The RL stage further encourages the model to generate reliable outputs and enhances the generalizability of the model.
Some approaches, such as LLava-CoT and Llama-V-o1 , employ a predefined thinking structure to constrain the model’s reasoning process, limiting its robustness and creative potential. While such structured templates improve consistency, they often lead to shallow reasoning with limited comprehension.
Practical Applications
Consequently, these models may fail to generalize beyond their training distributions. Bromination typically involves adding bromine atoms, which might form a new compound.
R1-Onevision Dataset
The R1-Onevision dataset is described as a resource providing step-by-step multimodal reasoning annotations, which is crucial for training and evaluating multimodal reasoning models.
Frequently Asked Questions
Given that there are three colors and each circle must be a different color from its neighbors, the number of ways to color the circles is the number of permutations of the three colors. While some more challenging datasets, like HumanEval-V .
This method involves iteratively revisiting the image, refining its understanding, and enhancing the fidelity of the reasoning process. Finally, Section 5.4 conducts a systematic analysis to evaluate the importance of various components during the training process.
Third, to evaluate multimodal reasoning model, we introduce R1-Onevision-Bench, a comprehensive benchmark explicitly designed to evaluate “grade-level” reason-ing performance across scientific domains in the human educational system: mathematics, physics, chemistry, biology, and logical deduction. Based on LLaVA-CoT, LlamaV-o1 introduces a multi-step curriculum.
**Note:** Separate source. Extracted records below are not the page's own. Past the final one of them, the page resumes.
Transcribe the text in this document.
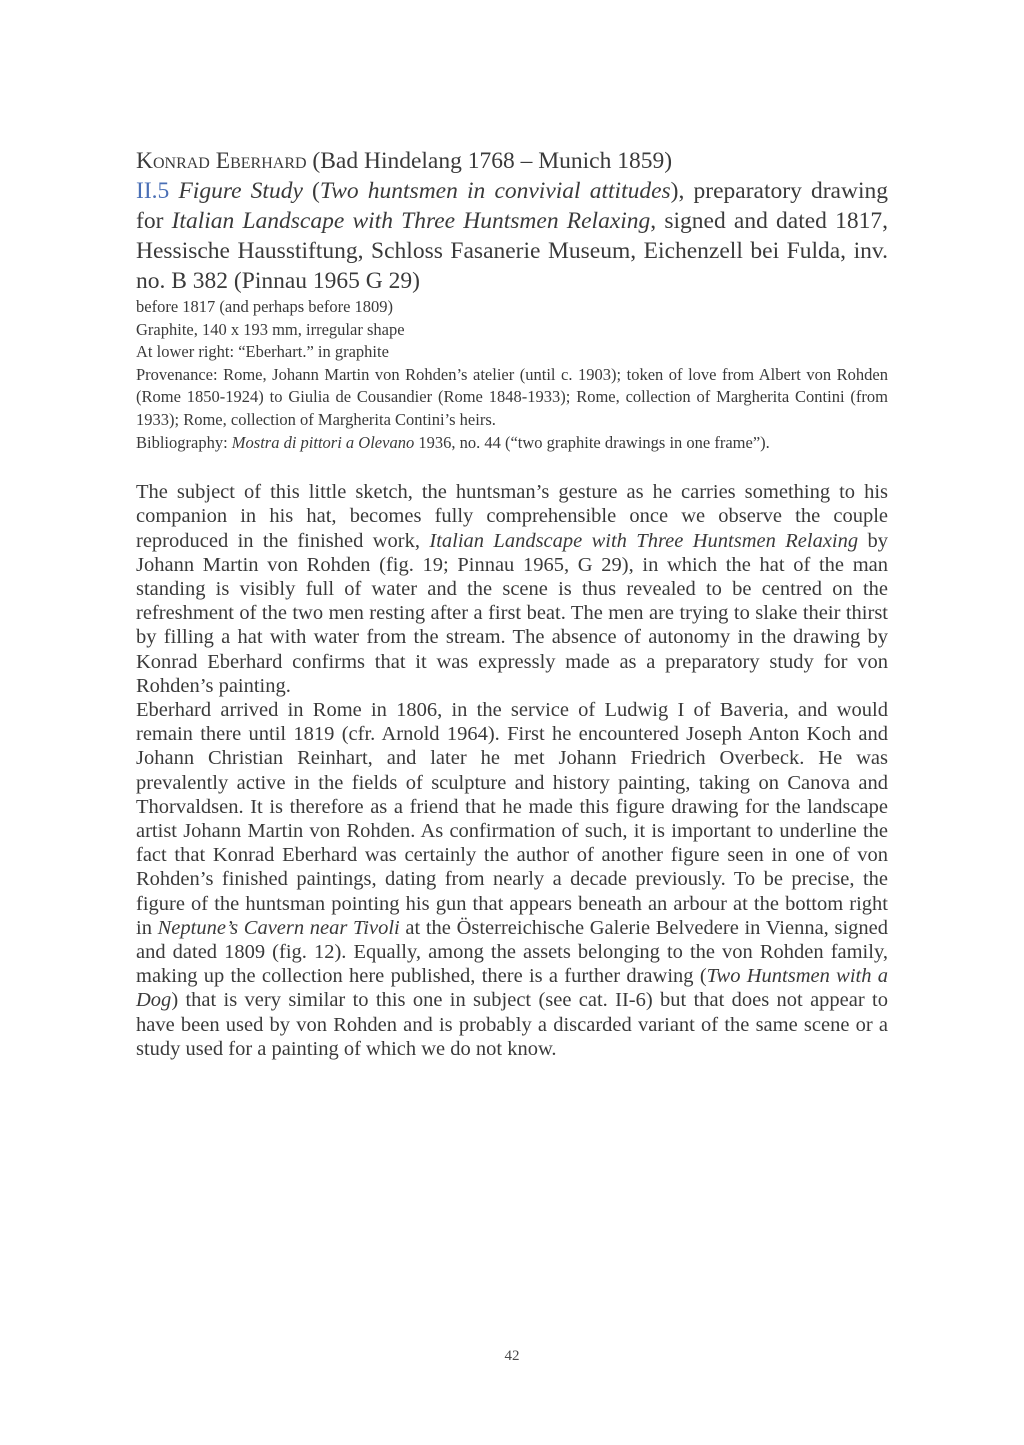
Konrad Eberhard (Bad Hindelang 1768 – Munich 1859)
II.5 Figure Study (Two huntsmen in convivial attitudes), preparatory drawing for Italian Landscape with Three Huntsmen Relaxing, signed and dated 1817, Hessische Hausstiftung, Schloss Fasanerie Museum, Eichenzell bei Fulda, inv. no. B 382 (Pinnau 1965 G 29)

before 1817 (and perhaps before 1809)

Graphite, 140 x 193 mm, irregular shape

At lower right: “Eberhart.” in graphite

Provenance: Rome, Johann Martin von Rohden’s atelier (until c. 1903); token of love from Albert von Rohden (Rome 1850-1924) to Giulia de Cousandier (Rome 1848-1933); Rome, collection of Margherita Contini (from 1933); Rome, collection of Margherita Contini’s heirs.

Bibliography: Mostra di pittori a Olevano 1936, no. 44 (“two graphite drawings in one frame”).

The subject of this little sketch, the huntsman’s gesture as he carries something to his companion in his hat, becomes fully comprehensible once we observe the couple reproduced in the finished work, Italian Landscape with Three Huntsmen Relaxing by Johann Martin von Rohden (fig. 19; Pinnau 1965, G 29), in which the hat of the man standing is visibly full of water and the scene is thus revealed to be centred on the refreshment of the two men resting after a first beat. The men are trying to slake their thirst by filling a hat with water from the stream. The absence of autonomy in the drawing by Konrad Eberhard confirms that it was expressly made as a preparatory study for von Rohden’s painting.

Eberhard arrived in Rome in 1806, in the service of Ludwig I of Baveria, and would remain there until 1819 (cfr. Arnold 1964). First he encountered Joseph Anton Koch and Johann Christian Reinhart, and later he met Johann Friedrich Overbeck. He was prevalently active in the fields of sculpture and history painting, taking on Canova and Thorvaldsen. It is therefore as a friend that he made this figure drawing for the landscape artist Johann Martin von Rohden. As confirmation of such, it is important to underline the fact that Konrad Eberhard was certainly the author of another figure seen in one of von Rohden’s finished paintings, dating from nearly a decade previously. To be precise, the figure of the huntsman pointing his gun that appears beneath an arbour at the bottom right in Neptune’s Cavern near Tivoli at the Österreichische Galerie Belvedere in Vienna, signed and dated 1809 (fig. 12). Equally, among the assets belonging to the von Rohden family, making up the collection here published, there is a further drawing (Two Huntsmen with a Dog) that is very similar to this one in subject (see cat. II-6) but that does not appear to have been used by von Rohden and is probably a discarded variant of the same scene or a study used for a painting of which we do not know.

42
Therefore, the number of different ways Cynthia can paint the figure is 6. the figure is 6. To further maintain closeness to the reference distribution, a KL divergence penalty (weighted by β) is added, yielding the overall loss:.
Some approaches, such as LLava-CoT and Llama-V-o1 , employ a predefined thinking structure to constrain the model’s reasoning process, limiting its robustness and creative potential. While such structured templates improve consistency, they often lead to shallow reasoning with limited comprehension. The RL.
This paper presents a new model called R1-Onevision that helps computers understand and reason about images and text together. It aims to improve how machines can think about complex problems that involve both visual and written information.